168 Die Musik hörte plötzlich auf, und die Menge strömte aus dem Zelte. Die Ceremonie war offenbar zu Ende. Wir fragten Meroneff, der derselben mit belustigtem Grinsen zugeschaut, was das alles bedeute. »Sind sie verheiratet?« »Da's« war die bejahende Antwort. »Aber,« wandten wir ein, »er hat sie ja nicht gefangen.« »Sie wartete auf ihn, Euer Gnaden, im letzten Polog, und wenn er sie dort fing, so genügt es.« »Wenn er sie aber dort nicht fing, was dann?« – »Dann,« erwiderte der Kosak mit vielsagendem Achselzucken, »hätte der ›Caidnak‹ (arme Bursche) noch zwei weitere Jahre dienen müssen.« – Das wäre ja sehr angenehm – für den Bräutigam! Zwei Jahre um eine Frau arbeiten, am Ende seiner Lehrjahre zwischen Weidengerten Spießruten laufen und dann noch nicht einmal die Gewißheit, daß die Braut ihr Versprechen halten wird! Sein Glaube an ihre Beständigkeit muß grenzenlos sein. Die Bedeutung der ganzen Ceremonie gipfelte offenbar darin, daß man dem Mädchen die Entscheidung ließ, ob sie den Mann heiraten wollte oder nicht, da es für ihn unter besagten Umständen faktisch unmöglich war, sie zu fangen, wenn sie nicht in einem der Pologs freiwillig auf ihn wartete. Der Gedanke zeigte für die Wünsche des liebenswürdigeren Geschlechts mehr Ritterlichkeit und Achtung, als man in einem Gesellschaftszustand so primitiver Art erwarten sollte; aber mich, als unparteiischen Beobachter, wollte bedünken, daß man zu demselben Resultat hätte gelangen können, ohne den Bräutigam so schlecht zu behandeln. Seinen Gefühlen als Mann war man doch auch einige Rücksicht schuldig. Über die Bedeutung der Züchtigung, welche die Frauen dem Bräutigam mit Weidenruten zu teil werden ließen, konnte ich nichts erfahren. Dodd meinte, sie sei vielleicht ein Sinnbild des ehelichen Lebens, eine Art Vorspiel für spätere häusliche Erfahrungen; aber angesichts des männlichen Charakters der Korjaken schien dies nicht wahrscheinlich. Keine Frau, die bei Sinnen wäre, würde ein zweites Mal das Experiment mit einem der ernsten, entschlossenen Männer 169 versuchen, die Zeuge der Ceremonie waren und dieselbe ganz in Ordnung fanden.

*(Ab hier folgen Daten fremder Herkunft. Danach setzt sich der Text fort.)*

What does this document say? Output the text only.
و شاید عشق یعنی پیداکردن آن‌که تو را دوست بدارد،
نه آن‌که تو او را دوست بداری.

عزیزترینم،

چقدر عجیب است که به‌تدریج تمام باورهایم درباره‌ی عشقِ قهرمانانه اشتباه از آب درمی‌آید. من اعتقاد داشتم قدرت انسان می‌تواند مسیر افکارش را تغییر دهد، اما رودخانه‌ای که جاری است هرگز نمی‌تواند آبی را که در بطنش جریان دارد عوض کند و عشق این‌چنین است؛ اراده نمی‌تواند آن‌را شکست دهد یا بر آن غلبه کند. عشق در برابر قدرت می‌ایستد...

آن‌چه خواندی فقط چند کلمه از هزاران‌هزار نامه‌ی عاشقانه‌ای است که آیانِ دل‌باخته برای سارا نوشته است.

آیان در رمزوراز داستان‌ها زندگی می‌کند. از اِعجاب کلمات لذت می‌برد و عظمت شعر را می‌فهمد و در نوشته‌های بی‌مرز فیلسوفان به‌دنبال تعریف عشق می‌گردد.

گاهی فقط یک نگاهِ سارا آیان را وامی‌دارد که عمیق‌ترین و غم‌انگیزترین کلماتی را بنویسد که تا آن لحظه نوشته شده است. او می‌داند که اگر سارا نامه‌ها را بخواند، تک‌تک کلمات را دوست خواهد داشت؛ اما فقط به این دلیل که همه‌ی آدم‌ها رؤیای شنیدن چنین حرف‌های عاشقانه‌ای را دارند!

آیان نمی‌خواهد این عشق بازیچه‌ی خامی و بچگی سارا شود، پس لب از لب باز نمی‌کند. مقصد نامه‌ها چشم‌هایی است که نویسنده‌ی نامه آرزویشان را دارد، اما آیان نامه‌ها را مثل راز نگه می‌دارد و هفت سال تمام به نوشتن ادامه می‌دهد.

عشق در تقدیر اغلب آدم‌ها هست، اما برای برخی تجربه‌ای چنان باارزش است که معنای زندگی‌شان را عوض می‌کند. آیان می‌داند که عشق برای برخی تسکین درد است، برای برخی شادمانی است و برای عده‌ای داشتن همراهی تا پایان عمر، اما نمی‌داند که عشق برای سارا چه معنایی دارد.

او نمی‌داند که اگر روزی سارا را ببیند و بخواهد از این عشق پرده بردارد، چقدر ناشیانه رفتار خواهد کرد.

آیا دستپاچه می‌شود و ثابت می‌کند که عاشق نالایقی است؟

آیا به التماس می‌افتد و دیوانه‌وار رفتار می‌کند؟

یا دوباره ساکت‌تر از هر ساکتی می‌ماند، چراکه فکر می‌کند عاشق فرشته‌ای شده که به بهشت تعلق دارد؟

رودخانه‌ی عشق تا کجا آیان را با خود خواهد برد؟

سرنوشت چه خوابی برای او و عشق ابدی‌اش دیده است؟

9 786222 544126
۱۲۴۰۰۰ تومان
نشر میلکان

Mr. A. S. Bickmore meint im »Amerikanischen Journal für Wissenschaft«, Mai 1868, in Hinsicht auf diese merkwürdige Sitte der Korjäken: die Züchtigung bezwecke, die »Fähigkeit des jungen Mannes im Ertragen der Widerwärtigkeiten des Lebens« auf die Probe zu stellen; ich erlaube mir zu bemerken, daß die Widerwärtigkeiten des Lebens gewöhnlich in anderer Gestalt auftreten, und daß das Prügeln mit Weidenruten eine sehr eigentümliche Vorbereitung für künftiges Unglück irgend welcher Art ist.
Was auch der Sitte zu Grunde liegen mag, sie ist sicherlich ein Eingriff in die allgemein anerkannten Vorrechte des stärkeren Geschlechts und sollte von allen Korjäken, welche die männliche Suprematie begünstigen, bekämpft werden. Ehe sie sich's versehen, werden sie einen weiblichen Wahlverein auf dem Halse haben, Rednerinnen werden von einem Lager zum andern ziehen und befürworten, daß man die harmlosen Weidenruten durch Prügel aus Walnußholz ersetze, und gegen die Tyrannei protestieren, die ihnen nicht erlauben will, dem interessanten Zeitvertreib wenigstens dreimal die Woche obzuliegen.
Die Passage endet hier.